Since $\color{#3D99F6}2n+1$ is odd, we have

${\color{#3D99F6}2n + 1}= \begin{cases} \color{#3D99F6}3 & \implies \dfrac {2 \times \cancel 3 \times 7}{\color{#3D99F6}\cancel 3} = 14 & \implies n = 1 \\ \color{#3D99F6} 7 & \implies \dfrac {2 \times 3\times \cancel 7}{\color{#3D99F6}\cancel 7} = 6 & \implies n = 3 \\ \color{#3D99F6} 21 & \implies \dfrac {2 \times \cancel 3 \times \cancel 7}{\color{#3D99F6}\cancel {21}} = 2 & \implies n = 10 \end{cases}$ .
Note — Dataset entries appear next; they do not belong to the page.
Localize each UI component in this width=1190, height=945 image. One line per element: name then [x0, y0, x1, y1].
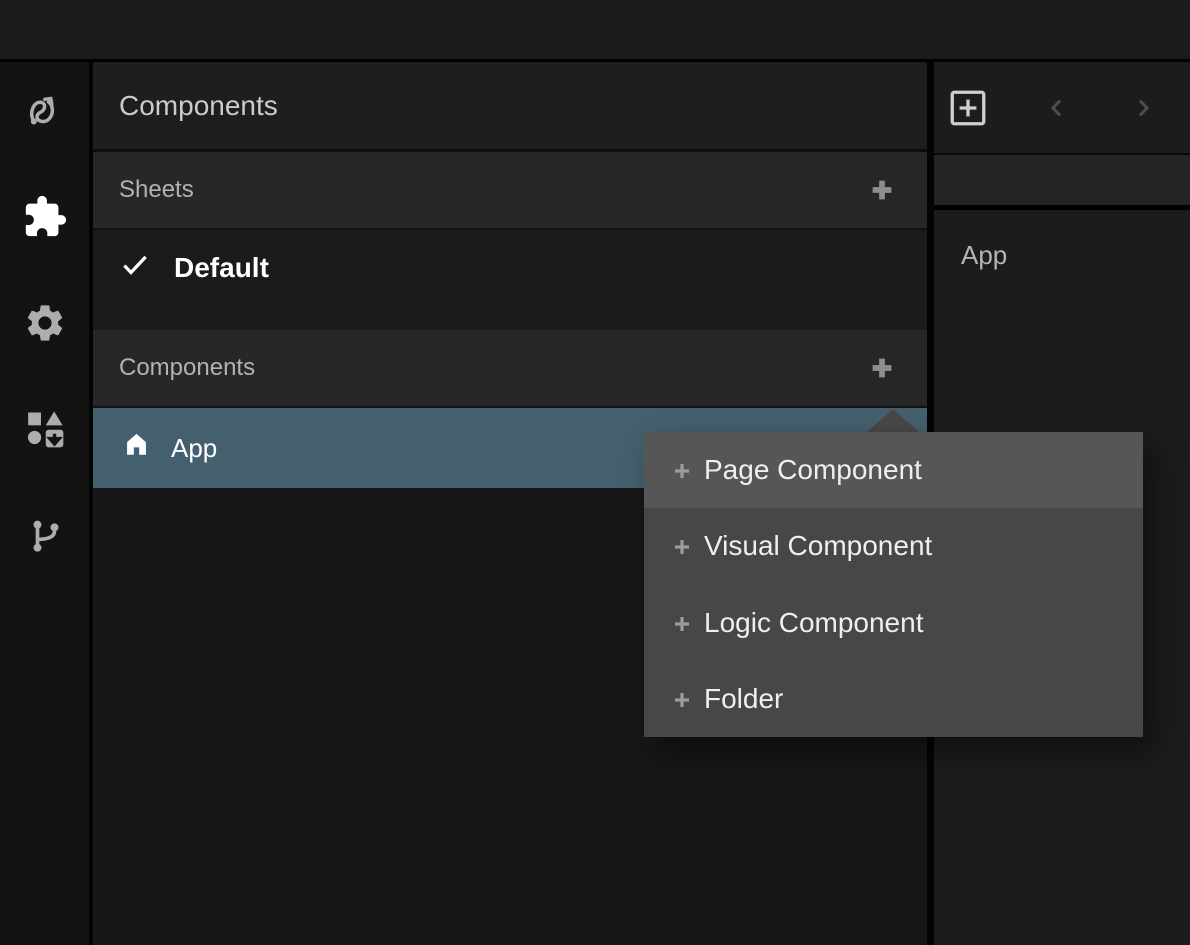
sheets-section-header: Sheets — [93, 152, 927, 230]
components-header-label: Components — [119, 354, 255, 382]
chevron-right-icon — [1131, 96, 1155, 120]
sheet-row-default[interactable]: Default — [93, 230, 927, 306]
add-frame-button[interactable] — [947, 87, 989, 129]
menu-item-visual-component[interactable]: Visual Component — [644, 508, 1143, 584]
noodl-editor-window: Components Sheets Default — [0, 0, 1190, 945]
plus-icon — [670, 687, 694, 711]
sidebar-item-version-control[interactable] — [17, 512, 73, 558]
sidebar-item-components[interactable] — [17, 194, 73, 240]
chevron-left-icon — [1045, 96, 1069, 120]
components-panel-title: Components — [93, 62, 927, 152]
preview-toolbar — [934, 62, 1190, 155]
add-component-button[interactable] — [867, 353, 897, 383]
menu-item-page-component[interactable]: Page Component — [644, 432, 1143, 508]
plus-icon — [670, 611, 694, 635]
menu-item-label: Page Component — [704, 454, 922, 486]
menu-pointer-arrow — [867, 409, 919, 432]
sheet-label: Default — [174, 252, 269, 284]
navigate-forward-button[interactable] — [1131, 96, 1155, 120]
menu-item-label: Folder — [704, 683, 783, 715]
home-icon — [122, 430, 151, 466]
version-control-icon — [25, 515, 65, 555]
plus-icon — [867, 353, 897, 383]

Therefore, there are $\boxed 3$ positive integers $n$ satisfy the condition.

Suppose n is an integer for which $2n + 1$ is a divisor of $8n + 46$ , then there is an integer $k$ such that: $\begin{aligned} k(2n + 1)&=&8n + 46\\ k(2n + 1)&=&4(2n+1)+42\\ (k-4)(2n + 1)&=&2\cdot 3\cdot 7 \end{aligned}$

As $n$ is restricted to be positive the only possibilities for $2n+1$ are to be 3 or 7 or 21 that give $\boxed{\mbox{three}}$ posibilities for $n$ namely 1 or 3 or 10.